Eight months after undergoing Tommy John surgery, Los Angeles Dodgers superstar Shohei Ohtani is throwing a baseball from 60 feet — and his pitches have reached 80 miles per hour.

Ohtani, who is not expected to pitch in games until 2025, provided an update on his recovery Monday.

“Usually anywhere from 60-70 pitches, in that distance,” Ohtani said through an interpreter before Monday’s game against the New York Mets, which was postponed due to rain. “Just continuing to increase the distance and the pitches, and just seeing where that goes. I’m not quite sure how far I’m going to go out there, but that’s the progression.”

Ohtani underwent Tommy John surgery — the second of his career — in September as a member of the Los Angeles Angels. The recovery hasn’t slowed him down at the plate, where he leads the majors in batting average (.336). He also leads the National League in slugging percentage (.621) and OPS (1.024) and paces the Dodgers in home runs (13) and stolen bases (13).

Ohtani, who has appeared in 53 of L.A.’s 55 games as a designated hitter, has recently been playing through a hamstring contusion he suffered during a pickoff throw last week.

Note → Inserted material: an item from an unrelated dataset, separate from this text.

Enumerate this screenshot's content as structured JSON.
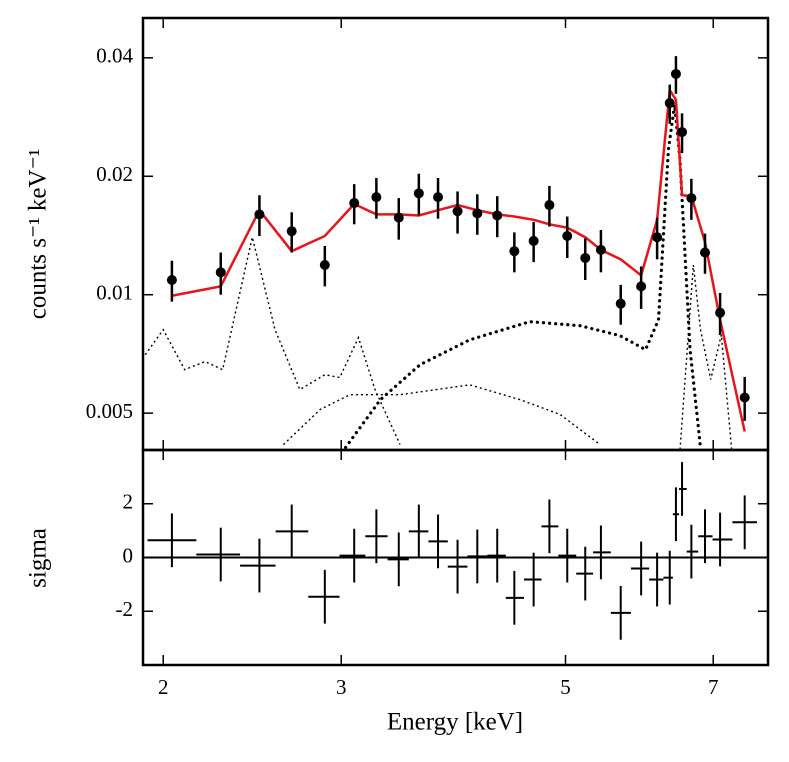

He has remained in the lineup — Ohtani hasn’t missed a game since May 12 — but manager Dave Roberts told him to “be smart” with it.

Ohtani, who turns 30 on July 5, signed a 10-year, $700 million contract with the Dodgers this offseason. The two-way star won American League MVP awards in 2021 and 2023 in part for his prowess on the mound; over the last three seasons, he produced a 2.84 ERA in 72 starts, with 542 strikeouts in 428 1/3 innings pitched.